Having battled depression in the past, I wasn’t ready to go down that path again. If food and spices could help me strengthen my lungs holistically, this decision was a “no-brainer” for me. If, as the other articles on grieving and TCM suggest, breath work and cardiovascular exercise will help move the qi in the lungs and heart, then I needed to refocus on movement and exercise as well as nutrition.

I feel better “lung-wise” today – nearly a week since receiving that terrible telephone call. Somehow, I lost three days to doing nothing but TCM rescued me. Eating more of these specified foods and staying hydrated allowed me to move off of the couch and “sneaker-up” to resume my daily exercise routine. I am again able to sit quietly and focus on my breathing. I know I will continue to need the skill of my acupuncturist, his herbs, and my foods to get through the next week of emotional memorials, tributes and telephone calls.

While I feel better prepared to meet the next week, I know I am still grieving. My friend’s sudden death left a void which will linger for a very long time. Having had the chance to know him, both as a colleague and a friend, has left me much richer. I know I am fortunate; I have met many special people in my life and as one, he will always be special to me.

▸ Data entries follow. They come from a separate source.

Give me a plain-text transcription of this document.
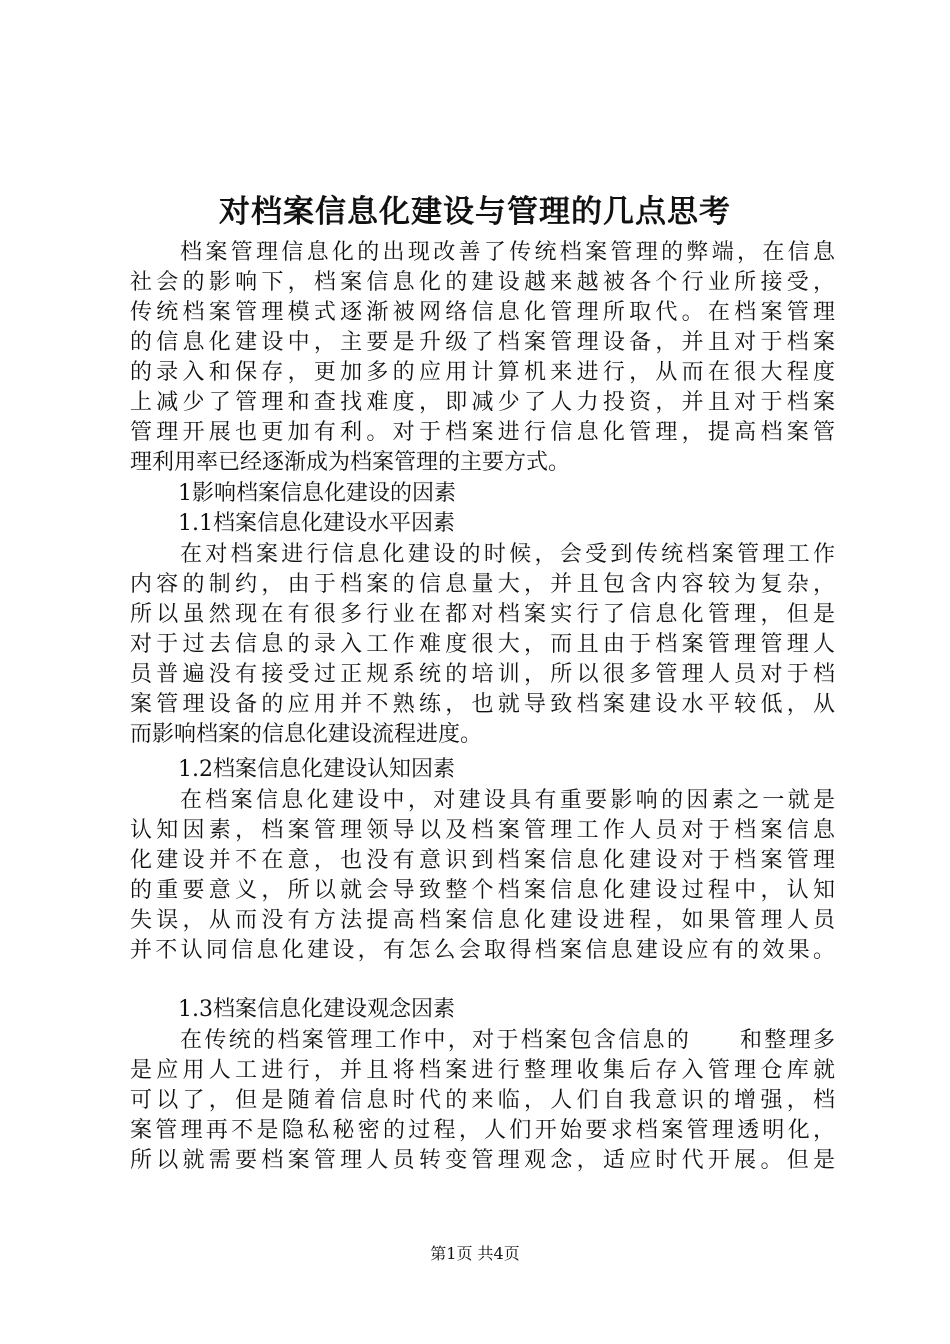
对档案信息化建设与管理的几点思考

档案管理信息化的出现改善了传统档案管理的弊端，在信息

社会的影响下，档案信息化的建设越来越被各个行业所接受，

传统档案管理模式逐渐被网络信息化管理所取代。在档案管理

的信息化建设中，主要是升级了档案管理设备，并且对于档案

的录入和保存，更加多的应用计算机来进行，从而在很大程度

上减少了管理和查找难度，即减少了人力投资，并且对于档案

管理开展也更加有利。对于档案进行信息化管理，提高档案管

理利用率已经逐渐成为档案管理的主要方式。

1影响档案信息化建设的因素

1.1档案信息化建设水平因素

在对档案进行信息化建设的时候，会受到传统档案管理工作

内容的制约，由于档案的信息量大，并且包含内容较为复杂，

所以虽然现在有很多行业在都对档案实行了信息化管理，但是

对于过去信息的录入工作难度很大，而且由于档案管理管理人

员普遍没有接受过正规系统的培训，所以很多管理人员对于档

案管理设备的应用并不熟练，也就导致档案建设水平较低，从

而影响档案的信息化建设流程进度。

1.2档案信息化建设认知因素

在档案信息化建设中，对建设具有重要影响的因素之一就是

认知因素，档案管理领导以及档案管理工作人员对于档案信息

化建设并不在意，也没有意识到档案信息化建设对于档案管理

的重要意义，所以就会导致整个档案信息化建设过程中，认知

失误，从而没有方法提高档案信息化建设进程，如果管理人员

并不认同信息化建设，有怎么会取得档案信息建设应有的效果。

1.3档案信息化建设观念因素

在传统的档案管理工作中，对于档案包含信息的　　和整理多

是应用人工进行，并且将档案进行整理收集后存入管理仓库就

可以了，但是随着信息时代的来临，人们自我意识的增强，档

案管理再不是隐私秘密的过程，人们开始要求档案管理透明化，

所以就需要档案管理人员转变管理观念，适应时代开展。但是

第1页 共4页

Many months ago, my acupuncturist – another special person – suggested that when I experience anything that gives me pause – be it of great beauty or great sadness – I should try to identify what lesson the Universe is trying to teach me. This time, while trying to process and grieve an inexplicable and untimely death, some answers came to me relatively soon.

This week the Universe reminded me that lifestyle choices directly affect our lives, and that right now, I have one body – and one soul. Both need to be nourished so they can heal. This week I realized – again – the importance of the mind/body connection and the need for balance in both.   TCM has empowered me to realize that if it is important to me, I will find a way.

Every day I am grateful for what Traditional Chinese Medicine continues to teach me. This week, the Universe reminded me that TCM can help restore my balance.

Grief that is expressed fully and resolved can be strengthening both physically and psychologically. It is not avoiding grief, but rather dealing with it in a healthy way, that is key to being happy and maintaining balance in all aspects of life.”